The experts think owners know what they want after speaking with them, and the owners think the experts have some special formula to allow them to exit at maximum value. Because of these expectations, miscommunications and misunderstandings grow exponentially throughout the process, and few really get at the gist of what needs to be done.

The fact of the matter is that the vast majority of construction firm owners must prepare their business for sale prior to discussing and outlining the details of the actual exit. It's a real eye-opener to truly upgrade business personnel and systems to operate at a higher level when planning for an exit as compared to the dysfunctional success that construction firms manage to achieve when they are surviving.

Value standards

Owners should be starting the exit process by first selecting the standards they seek to achieve at the time they sell their business. There are three options available to select from:

    1. Due diligence: The highest performance standard is the due diligence standard, where all facets of the business are operating at maximum capacity — people, productivity, systems and profits.

    2. Value driver: The next highest performance standard is the value driver standard, where key, selective business elements are produced and achieved, which buyers seek out as guideposts to determine whether the seller is well-run.

    3. Best-in-class: The third performance standard is the best-in-class standard, which is when construction firms outperform their competitors but still have more upside for improvement.

Standards are selected because they are indicators of the owners' drive to maximize company value, and standards also provide messages to the outside experts as to what needs to be accomplished to meet their customers' financial goals.

So through this initial exercise of setting standards, customers and the exit-planning team reach a meeting of the minds. As may be deciphered in the standards list above, No. 1 produces the highest company value, and the other two options produce degrees of lesser company value.

Usually the selection of a certain set of performance standards indicates the monies that owners would like to exit with. These monetary expectations are frequently set too low at the beginning of the process.

Timing clash

When owners seek to maximize company value, they are committing to a multiyear time frame for producing business excellence. The lower the company value standard, then less time is needed for business improvements.

Quite often, construction firm owners cannot afford the luxury of spending the time to improve their businesses to the highest performance standards because of the owner's age or the ages of the management team. In these cases, performance standards are lowered, and company value expectations with them. This is the reason that outside experts urge business owners to get started within 5-10 years of their planned exit.

There is a lot to upgrade and align in construction firms — people, cultural values, business systems, technology, sustainable customers and profits.

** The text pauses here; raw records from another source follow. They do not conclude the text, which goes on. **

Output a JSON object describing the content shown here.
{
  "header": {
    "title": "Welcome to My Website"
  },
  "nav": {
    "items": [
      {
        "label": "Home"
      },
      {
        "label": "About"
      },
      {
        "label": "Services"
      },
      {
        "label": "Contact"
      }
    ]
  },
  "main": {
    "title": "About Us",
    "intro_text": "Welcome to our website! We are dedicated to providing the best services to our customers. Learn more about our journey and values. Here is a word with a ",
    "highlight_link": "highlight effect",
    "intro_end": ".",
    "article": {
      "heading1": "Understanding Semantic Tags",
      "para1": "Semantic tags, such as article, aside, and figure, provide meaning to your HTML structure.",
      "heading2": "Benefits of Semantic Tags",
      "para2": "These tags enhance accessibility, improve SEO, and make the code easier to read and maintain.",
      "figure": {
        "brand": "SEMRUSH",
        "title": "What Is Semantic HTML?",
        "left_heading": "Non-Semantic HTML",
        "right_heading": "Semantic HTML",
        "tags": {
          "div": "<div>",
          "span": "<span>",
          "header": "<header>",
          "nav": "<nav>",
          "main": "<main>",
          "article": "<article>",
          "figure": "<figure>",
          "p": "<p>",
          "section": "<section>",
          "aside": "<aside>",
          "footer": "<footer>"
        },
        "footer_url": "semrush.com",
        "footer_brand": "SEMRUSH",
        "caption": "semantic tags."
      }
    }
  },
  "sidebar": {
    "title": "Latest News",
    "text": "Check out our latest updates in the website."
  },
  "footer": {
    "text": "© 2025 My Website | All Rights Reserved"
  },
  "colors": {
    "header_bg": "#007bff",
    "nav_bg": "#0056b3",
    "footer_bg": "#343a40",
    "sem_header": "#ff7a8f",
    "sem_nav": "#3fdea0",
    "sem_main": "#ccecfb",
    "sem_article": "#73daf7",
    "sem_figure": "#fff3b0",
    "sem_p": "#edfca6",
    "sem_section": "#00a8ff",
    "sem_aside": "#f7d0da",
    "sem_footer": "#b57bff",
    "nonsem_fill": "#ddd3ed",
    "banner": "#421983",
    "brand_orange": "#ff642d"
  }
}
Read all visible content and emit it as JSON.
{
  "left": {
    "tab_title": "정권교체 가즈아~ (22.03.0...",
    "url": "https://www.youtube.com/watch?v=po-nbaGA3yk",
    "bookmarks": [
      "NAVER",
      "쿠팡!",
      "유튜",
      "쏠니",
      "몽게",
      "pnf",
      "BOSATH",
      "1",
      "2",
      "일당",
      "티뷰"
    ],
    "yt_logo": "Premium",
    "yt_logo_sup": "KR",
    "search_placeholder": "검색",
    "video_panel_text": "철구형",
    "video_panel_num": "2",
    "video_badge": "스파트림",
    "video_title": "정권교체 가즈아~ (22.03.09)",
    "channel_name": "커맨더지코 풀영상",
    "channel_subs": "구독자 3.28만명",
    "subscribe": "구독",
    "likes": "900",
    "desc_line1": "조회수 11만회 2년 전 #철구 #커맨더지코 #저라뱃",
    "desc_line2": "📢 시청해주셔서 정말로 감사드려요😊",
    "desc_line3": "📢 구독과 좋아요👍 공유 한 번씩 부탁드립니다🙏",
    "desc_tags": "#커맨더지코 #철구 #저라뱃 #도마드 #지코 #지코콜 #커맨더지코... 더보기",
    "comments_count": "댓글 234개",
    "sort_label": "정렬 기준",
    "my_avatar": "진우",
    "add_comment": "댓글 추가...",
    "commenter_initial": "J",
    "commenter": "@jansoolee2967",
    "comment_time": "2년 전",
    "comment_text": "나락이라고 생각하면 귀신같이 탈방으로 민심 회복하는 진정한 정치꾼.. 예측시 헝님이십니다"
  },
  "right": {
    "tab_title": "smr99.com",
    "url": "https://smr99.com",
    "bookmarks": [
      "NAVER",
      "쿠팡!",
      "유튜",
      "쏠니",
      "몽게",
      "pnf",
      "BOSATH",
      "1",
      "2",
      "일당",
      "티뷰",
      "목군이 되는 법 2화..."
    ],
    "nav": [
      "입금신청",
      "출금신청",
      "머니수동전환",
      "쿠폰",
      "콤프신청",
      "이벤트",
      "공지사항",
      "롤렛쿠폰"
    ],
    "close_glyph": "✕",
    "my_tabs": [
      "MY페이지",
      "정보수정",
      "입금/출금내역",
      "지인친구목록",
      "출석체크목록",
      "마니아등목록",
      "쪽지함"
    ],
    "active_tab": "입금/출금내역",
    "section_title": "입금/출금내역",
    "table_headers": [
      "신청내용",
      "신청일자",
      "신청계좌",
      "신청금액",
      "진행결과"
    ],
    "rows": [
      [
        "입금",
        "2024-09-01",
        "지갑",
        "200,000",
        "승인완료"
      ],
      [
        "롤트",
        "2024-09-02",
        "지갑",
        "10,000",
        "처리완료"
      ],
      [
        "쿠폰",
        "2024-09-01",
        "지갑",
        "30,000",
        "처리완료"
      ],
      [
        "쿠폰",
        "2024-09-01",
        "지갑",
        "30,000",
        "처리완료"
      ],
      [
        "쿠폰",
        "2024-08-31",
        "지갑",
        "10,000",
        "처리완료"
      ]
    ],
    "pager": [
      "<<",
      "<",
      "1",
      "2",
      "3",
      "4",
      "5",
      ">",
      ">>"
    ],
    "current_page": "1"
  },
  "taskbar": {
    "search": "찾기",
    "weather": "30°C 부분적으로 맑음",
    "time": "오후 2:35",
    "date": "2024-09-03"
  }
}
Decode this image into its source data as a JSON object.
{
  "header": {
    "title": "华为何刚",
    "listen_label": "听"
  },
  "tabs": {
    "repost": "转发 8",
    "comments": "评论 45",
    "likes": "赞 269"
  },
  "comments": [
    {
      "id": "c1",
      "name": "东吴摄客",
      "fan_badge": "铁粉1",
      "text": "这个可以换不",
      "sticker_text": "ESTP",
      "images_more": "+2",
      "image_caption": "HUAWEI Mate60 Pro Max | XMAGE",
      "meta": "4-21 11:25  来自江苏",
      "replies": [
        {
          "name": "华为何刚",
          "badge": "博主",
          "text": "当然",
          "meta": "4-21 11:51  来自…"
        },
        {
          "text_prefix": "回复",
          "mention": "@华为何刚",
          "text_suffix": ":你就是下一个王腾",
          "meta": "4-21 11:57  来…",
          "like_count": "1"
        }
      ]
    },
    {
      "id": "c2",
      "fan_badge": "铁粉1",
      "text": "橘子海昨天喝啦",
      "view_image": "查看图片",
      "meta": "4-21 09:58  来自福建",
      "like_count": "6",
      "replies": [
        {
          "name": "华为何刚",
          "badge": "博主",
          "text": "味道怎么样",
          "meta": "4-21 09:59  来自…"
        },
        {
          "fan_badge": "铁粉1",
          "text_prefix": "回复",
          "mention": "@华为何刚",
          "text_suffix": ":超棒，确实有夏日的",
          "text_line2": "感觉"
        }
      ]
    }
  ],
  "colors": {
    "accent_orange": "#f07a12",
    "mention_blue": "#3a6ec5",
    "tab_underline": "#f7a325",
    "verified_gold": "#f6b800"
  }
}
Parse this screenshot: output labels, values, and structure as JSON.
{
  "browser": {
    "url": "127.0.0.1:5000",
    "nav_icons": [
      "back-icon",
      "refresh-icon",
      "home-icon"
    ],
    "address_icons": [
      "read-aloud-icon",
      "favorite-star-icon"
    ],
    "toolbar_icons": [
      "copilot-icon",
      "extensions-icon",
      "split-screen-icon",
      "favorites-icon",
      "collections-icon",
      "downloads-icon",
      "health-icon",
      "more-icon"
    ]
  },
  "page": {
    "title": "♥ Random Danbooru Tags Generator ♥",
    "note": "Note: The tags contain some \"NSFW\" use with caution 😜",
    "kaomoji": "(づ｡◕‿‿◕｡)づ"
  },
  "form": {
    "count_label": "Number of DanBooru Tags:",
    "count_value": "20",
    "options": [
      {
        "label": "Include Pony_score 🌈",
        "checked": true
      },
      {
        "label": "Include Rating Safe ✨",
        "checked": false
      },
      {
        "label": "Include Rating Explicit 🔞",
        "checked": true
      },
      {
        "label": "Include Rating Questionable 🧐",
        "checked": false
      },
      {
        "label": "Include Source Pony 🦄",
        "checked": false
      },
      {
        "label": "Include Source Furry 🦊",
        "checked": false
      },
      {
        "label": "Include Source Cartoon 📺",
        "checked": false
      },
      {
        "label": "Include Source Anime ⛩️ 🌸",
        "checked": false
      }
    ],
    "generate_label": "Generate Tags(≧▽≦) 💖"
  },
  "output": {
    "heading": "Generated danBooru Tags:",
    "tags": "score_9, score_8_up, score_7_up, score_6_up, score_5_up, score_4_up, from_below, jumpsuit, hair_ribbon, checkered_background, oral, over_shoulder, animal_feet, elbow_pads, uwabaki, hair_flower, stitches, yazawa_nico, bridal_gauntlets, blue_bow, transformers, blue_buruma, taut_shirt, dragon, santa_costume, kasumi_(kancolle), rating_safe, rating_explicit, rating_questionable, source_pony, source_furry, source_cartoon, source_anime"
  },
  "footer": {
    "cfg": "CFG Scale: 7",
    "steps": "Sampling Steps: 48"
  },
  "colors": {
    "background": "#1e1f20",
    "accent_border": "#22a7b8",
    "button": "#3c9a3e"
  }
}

All of these items take time to improve.

Shifting exit goals

As the performance standards are set and business improvements start to sink in, profits will always rise, and correspondingly so will owners' value and monetary expectations. Construction firm owners start to realize that the reason they wanted to exit had more to do with low profits and high risk, and less to do with being tired of the business.

When owners are exposed to profits that are double their typical profit levels, they start to have fun again and often renege on the whole exit plan notion. They wonder who ever thought of it. Often, these owners either want to drop exit planning or extend their careers.

Owners simply never knew they could earn high profits until they started to apply higher performance standards under the guise of exit planning. Like an NFL football game, the question becomes, "Why didn't these owners use the 2-minute drill earlier to score?"

Money or exiting to where?

Construction firm owners are so enamored by building things, constructability, design and engineering that mentioning the amount of money they need for retirement is not that thrilling. They just like the construction industry, and they aren't necessarily excited about having "X" amount of dollars for retirement.

One major reason is that the bonding companies keep owners so tightly wound and concerned about finances throughout their career, that they have that base covered by the time they think about exiting. The topics of creating a legacy or identifying successors can also leave owners with an empty feeling.

To have a successful exit plan, owners need to know where they are going, or what they will be doing to be useful. And, quite frankly, most owners still don't want to exit cleanly. If a new career or a new business can be created for the exiting owners, the higher the likelihood of successful exit plans.

In the construction industry, exit plans are needed more for uncoupling financial liabilities and risks than owners being tired of their jobs.

Summary of obstacles

There is a lot to consider, but owners should target the following key areas to resolve — value standards, timing of business improvements, firming up of exit funds needed or desired, and creating a new career.

If they can sort out those areas, they will produce a successful exit plan where they can get out from under the financial risks of the construction industry and pass the baton to the next management team or outside buyer waiting in the wings to take over the company.